HISTORY XII.—Aged 24. Father and mother both living; the latter is of a better social standing than the father. He is much attached to his mother, and she gives him some sympathy. He has a brother who is normally attracted to women. He himself has never been attracted to women, and takes no interest in them nor in their society.
 At the age of 4 he first became conscious of an attraction for older males. From the ages of 11 and 19, at a large grammar-school, he had relationships with about one hundred boys. Needless to add, he considers homosexuality extremely common in schools. It was, however, the Oscar Wilde case which first opened his eyes to the wide prevalence of homosexuality, and he considers that the publicity of that case has done much, if not to increase homosexuality, at all events to make it more conspicuous and outspoken.
 He is now attracted to youths about 5 or 6 years younger than himself; they must be good-looking. He has never perverted a boy not already inclined to homosexuality. In his relationship he does not feel exclusively like a male or a female: sometimes one, sometimes the other. He is often liked, he says, because of his masculine character.
 He is fully developed and healthy, well over middle height, inclined to be plump, with full face and small moustache. He smokes many cigarettes and cannot get on without them. Though his manners are very slightly if at all feminine, he acknowledges many feminine ways. He is fond of jewellery, until lately always wore a bangle, and likes women's rings; he is very particular about fine ties, and uses very delicate women's handkerchiefs. He has always had a taste for music, and sings. He has a special predilection for green; it is the predominant colour in the decoration of his room, and everything green appeals to him. He finds that the love of green (and also of violet and purple) is very widespread among his inverted friends.

John Addington Symonds had contributed his own case history, anonymously, and it's numbered as History XX. in the book. The problematic thing about Sexual Inversion is that by being studied in a cold, analytical and strictly scientific way, the figure of the homosexual man becomes a passive object, unlike the figure of the heterosexual, which retains the active, progressive role.

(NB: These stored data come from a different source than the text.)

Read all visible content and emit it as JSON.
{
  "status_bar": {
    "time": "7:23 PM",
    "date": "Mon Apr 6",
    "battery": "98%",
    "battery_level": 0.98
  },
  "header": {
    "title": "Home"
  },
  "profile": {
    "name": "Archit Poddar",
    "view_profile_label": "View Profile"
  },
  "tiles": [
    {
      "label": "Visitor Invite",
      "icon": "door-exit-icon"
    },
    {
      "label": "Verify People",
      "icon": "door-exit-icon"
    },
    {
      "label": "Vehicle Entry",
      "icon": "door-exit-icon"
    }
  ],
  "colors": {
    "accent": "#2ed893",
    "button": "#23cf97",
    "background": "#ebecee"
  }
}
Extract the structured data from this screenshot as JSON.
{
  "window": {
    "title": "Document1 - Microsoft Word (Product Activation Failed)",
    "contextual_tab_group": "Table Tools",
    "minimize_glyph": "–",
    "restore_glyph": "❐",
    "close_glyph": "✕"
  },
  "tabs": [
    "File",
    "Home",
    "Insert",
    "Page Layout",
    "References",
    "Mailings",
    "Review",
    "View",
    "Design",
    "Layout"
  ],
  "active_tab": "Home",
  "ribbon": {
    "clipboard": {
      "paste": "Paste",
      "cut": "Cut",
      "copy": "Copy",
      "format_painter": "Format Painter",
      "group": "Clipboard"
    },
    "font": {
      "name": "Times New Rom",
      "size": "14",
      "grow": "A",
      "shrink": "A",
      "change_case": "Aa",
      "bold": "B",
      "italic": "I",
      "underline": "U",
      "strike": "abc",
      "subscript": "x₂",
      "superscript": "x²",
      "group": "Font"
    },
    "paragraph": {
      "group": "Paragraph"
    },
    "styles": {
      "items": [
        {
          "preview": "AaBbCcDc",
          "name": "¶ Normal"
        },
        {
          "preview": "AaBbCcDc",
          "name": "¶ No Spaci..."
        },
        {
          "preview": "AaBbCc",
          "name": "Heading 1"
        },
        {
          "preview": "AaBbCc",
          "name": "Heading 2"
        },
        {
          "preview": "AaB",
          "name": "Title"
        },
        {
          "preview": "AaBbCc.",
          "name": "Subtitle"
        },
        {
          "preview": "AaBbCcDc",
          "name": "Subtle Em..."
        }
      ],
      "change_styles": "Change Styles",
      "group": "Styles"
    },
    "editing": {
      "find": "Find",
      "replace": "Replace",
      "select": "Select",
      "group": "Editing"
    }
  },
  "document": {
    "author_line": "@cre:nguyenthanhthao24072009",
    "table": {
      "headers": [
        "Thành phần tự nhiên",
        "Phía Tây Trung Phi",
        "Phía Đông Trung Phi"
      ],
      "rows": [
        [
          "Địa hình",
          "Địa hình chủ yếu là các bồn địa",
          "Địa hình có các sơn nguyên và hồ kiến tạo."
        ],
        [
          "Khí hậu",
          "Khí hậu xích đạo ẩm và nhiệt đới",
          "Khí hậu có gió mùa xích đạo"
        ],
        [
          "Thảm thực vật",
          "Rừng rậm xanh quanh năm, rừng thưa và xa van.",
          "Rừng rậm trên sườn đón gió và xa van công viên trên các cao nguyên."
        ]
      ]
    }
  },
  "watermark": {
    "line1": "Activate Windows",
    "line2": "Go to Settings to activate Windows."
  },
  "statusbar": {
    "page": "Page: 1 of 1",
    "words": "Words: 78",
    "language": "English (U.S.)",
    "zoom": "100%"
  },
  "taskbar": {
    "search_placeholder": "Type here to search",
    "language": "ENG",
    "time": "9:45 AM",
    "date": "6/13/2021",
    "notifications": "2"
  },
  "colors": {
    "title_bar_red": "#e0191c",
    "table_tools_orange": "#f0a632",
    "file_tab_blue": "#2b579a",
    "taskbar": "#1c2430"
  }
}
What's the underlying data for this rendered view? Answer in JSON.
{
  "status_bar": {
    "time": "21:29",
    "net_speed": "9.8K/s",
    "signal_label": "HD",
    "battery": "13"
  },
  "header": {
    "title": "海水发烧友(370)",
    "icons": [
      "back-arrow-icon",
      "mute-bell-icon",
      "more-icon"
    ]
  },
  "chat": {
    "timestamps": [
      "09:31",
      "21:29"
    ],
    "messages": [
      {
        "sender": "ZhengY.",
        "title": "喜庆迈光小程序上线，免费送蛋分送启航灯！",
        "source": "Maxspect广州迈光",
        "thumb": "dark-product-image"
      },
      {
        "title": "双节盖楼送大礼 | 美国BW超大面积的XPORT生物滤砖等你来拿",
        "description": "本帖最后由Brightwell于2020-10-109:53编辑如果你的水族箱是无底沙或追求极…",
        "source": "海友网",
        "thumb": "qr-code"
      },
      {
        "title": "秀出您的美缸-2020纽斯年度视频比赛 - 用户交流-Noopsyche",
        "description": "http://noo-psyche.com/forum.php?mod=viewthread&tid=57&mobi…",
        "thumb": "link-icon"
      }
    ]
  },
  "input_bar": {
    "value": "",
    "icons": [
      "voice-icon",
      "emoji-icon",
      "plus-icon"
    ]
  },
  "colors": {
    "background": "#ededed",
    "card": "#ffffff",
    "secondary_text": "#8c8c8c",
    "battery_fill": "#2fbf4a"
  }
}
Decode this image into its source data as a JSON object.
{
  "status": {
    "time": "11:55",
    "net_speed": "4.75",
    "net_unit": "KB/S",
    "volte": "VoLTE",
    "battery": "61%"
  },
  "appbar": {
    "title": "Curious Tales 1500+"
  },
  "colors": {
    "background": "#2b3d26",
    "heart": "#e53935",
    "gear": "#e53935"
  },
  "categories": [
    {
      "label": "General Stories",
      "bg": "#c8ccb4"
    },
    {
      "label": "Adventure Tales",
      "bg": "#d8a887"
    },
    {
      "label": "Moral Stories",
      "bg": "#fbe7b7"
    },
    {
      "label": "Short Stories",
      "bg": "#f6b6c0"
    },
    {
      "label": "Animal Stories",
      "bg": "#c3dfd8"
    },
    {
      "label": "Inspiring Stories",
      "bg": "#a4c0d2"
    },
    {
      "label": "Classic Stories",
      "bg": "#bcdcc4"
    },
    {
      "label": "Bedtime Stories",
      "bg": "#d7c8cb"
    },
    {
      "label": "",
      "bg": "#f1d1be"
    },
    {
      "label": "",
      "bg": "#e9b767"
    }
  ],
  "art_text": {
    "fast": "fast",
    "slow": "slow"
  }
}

Instead of giving homosexuals a voice, Ellis reduces them to test subjects and does not try to suggest that, although congenital, homosexuality is not a disease – he even goes as far as to enumerate certain suggested 'cures', although he does write that he does not advocate their use.

Ellis echoes the same opinion on legislation concerning sexuality that Symonds expressed in A Problem in Modern Ethics. He writes:

If two persons of either or both sexes, having reached years of discretion, privately consent to practise some perverted mode of sexual relationship, the law cannot be called upon to interfere. It should be the function of the law in this matter to prevent violence, to protect the young, and to preserve public order and decency. Whatever laws are laid down beyond this must be left to the individuals themselves, to the moralists, and to social opinion.

In many ways, Sexual Inversion was a double-edged sword. It perpetuated what it attempted to deconstruct, but in spite of this it is still a monumental work in sexology and writing on homosexual behaviour and practices.